L’art photographique, comme les autres disciplines artistiques, est soumis à plusieurs effets : l’histoire, le marché, la mode, etc.
Le temps
Telle photo considérée comme triviale peut prendre une grande valeur avec le temps si elle est rare. Par exemple, la photo de Billy the Kid est une des plus chères du monde. Sa valeur réside dans sa rareté (elle est unique). Sa composition, son originalité technique sont « standard » (pose « souvenir » très classique, auteur inconnu). Beaucoup d’images de cette époque prennent de la valeur en vieillissant.
Certains photographes talentueux sont découverts / reconnus fort tard (J-H Lartigue à 69 ans) ou même après leur mort (Vivian Maier). Souvent, ce sont des artistes qui s’attachent au quotidien, et témoignent de la vie de leur temps (pour Lartigue c’est surtout la vie des riches …).
Les professionnels
- Le marché, les critiques et les professionnels (galeristes, journalistes spécialisés, enseignants, publicitaires, etc.) décident et construisent ce qu’est le beau, l’intéressant, l’achetable (… le « vendable » en fait …) à un instant « t ». Nous ne « choisissons » ce qui nous plait que dans ce cadre.
- Parfois, ils se trompent (histoire des impressionnistes, absence de vente des œuvres de Van Gogh de son vivant, les exemples abondent dans tous les domaines artistiques), mais parfois … non. Dans tous les cas, ils participent activement à l’histoire de la photo et peuvent donner des idées à ceux qui en manquent.
Paradoxalement les « critiques » sont souvent moins pertinents devant la nouveauté que les publicitaires. Les premiers sont les gardiens de « l’académisme » du moment contrairement aux créatifs de la pub. Ces derniers sont plus ouverts, davantage prêts à s’intéresser à ce qui est différent, voire qui choque.
Les modes passagères
- La mode, c’est un peu différent du marché, bien que cela en soit souvent une résonance et une amplification. C’est ce qui est censé plaire aux gens au moment présent. Par exemple, le vignetage clair n’est plus à la mode, comme le noir et blanc avec couleur partielle. On ne sait pas vraiment pourquoi un procédé devient « ringard » pendant quelque temps … avant d’être « redécouvert ».
- Quelquefois, la pression commerciale des industriels du marché joue à fond sur les modes, on le voit avec la notion de « piqué » toute puissante de nos jours …

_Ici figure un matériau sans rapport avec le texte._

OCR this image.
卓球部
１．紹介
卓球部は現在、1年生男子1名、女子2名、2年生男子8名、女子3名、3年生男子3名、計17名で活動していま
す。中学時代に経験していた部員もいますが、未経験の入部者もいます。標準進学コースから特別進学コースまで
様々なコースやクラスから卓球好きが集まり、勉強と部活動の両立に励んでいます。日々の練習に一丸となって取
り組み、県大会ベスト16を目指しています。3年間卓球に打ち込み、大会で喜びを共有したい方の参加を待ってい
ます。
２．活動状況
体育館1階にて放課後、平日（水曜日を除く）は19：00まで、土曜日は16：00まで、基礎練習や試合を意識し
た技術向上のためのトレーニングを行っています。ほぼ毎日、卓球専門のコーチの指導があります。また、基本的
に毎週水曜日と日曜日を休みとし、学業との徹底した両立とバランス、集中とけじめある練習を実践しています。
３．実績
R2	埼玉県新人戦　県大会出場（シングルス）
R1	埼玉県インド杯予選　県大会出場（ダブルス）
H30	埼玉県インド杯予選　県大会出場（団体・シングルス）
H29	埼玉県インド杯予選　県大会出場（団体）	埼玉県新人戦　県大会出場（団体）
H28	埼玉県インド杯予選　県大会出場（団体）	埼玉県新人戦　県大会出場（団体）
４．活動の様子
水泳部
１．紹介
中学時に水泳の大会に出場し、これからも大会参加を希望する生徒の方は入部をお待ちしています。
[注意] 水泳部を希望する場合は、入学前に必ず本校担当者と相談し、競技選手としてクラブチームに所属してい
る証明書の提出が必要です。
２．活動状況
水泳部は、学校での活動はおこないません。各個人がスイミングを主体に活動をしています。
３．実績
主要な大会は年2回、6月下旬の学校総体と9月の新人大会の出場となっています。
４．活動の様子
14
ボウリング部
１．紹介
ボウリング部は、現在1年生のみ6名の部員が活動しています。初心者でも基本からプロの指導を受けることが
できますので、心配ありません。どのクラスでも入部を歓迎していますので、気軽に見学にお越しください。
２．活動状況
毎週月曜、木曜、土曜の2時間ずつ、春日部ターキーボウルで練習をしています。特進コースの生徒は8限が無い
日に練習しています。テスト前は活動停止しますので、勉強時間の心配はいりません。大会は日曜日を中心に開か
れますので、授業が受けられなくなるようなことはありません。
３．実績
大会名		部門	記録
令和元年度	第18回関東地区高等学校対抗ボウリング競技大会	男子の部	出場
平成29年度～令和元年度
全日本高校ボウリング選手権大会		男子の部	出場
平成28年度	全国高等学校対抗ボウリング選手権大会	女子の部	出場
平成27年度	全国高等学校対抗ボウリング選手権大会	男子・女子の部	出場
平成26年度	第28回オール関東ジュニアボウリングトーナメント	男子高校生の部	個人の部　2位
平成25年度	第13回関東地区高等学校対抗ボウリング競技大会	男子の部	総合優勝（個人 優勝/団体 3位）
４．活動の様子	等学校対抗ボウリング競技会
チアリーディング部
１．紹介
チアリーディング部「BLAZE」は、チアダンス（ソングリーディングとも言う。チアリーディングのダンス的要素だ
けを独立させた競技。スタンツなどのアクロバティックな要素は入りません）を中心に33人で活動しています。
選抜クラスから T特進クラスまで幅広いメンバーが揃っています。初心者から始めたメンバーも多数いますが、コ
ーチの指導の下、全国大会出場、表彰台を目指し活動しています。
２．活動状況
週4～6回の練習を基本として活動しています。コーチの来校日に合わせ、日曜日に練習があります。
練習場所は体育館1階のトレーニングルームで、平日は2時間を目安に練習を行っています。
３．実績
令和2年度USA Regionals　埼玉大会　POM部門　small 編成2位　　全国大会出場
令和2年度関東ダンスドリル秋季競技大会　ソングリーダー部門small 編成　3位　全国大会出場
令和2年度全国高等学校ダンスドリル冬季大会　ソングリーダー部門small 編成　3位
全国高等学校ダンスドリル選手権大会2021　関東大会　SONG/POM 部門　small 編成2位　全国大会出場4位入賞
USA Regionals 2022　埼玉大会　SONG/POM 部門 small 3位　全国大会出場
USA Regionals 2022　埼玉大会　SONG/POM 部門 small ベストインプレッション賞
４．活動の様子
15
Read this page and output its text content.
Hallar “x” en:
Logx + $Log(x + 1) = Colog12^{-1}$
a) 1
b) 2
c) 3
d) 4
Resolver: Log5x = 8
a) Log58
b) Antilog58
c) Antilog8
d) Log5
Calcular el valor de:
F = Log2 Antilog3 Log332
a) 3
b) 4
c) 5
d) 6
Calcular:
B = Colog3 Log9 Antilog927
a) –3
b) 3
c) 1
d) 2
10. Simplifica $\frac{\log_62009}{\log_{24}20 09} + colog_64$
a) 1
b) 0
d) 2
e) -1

Ce dernier point à rapprocher de la phrase de J-H Lartigue à ce propos : « … à condition de n’être pas trop violente ni trop piquée la photo en couleur me semble grâce à un certain flou le mieux capable d’exprimer le charme et la poésie … ». Vous trouverez rarement la citation complète, le début n’étant plus … à la mode, de nombreux journalistes coupent la partie qui ne les intéresse pas. Un expert ne ment jamais, il trie !
L’industrie, la presse
Pour le contraste et la saturation, c’est beaucoup l’influence de la publicité qui joue (voir le travail remarquable de Guy Bourdin pour les chaussures Charles Jourdan, …). Ça s’explique par la nécessité d’une lecture rapide, et claire. Il faut créer un « choc », visuel ou autre (Benetton).
Il existe aussi des effets de mode soutenus par les revues. En ce moment : le piqué/netteté, le minimalisme, les séries et le mélange photos+éléments graphiques rajoutés …
Conclusion
Être à la mode ? Pourquoi pas, si cela nous fait plaisir et exacerbe notre créativité (là j’ai un doute ). Mais sans être dupe ni en être prisonnier. Se construire une solide culture visuelle (historique et contemporaine) permet d’avoir de solides bases pour laisser agir son imaginaire.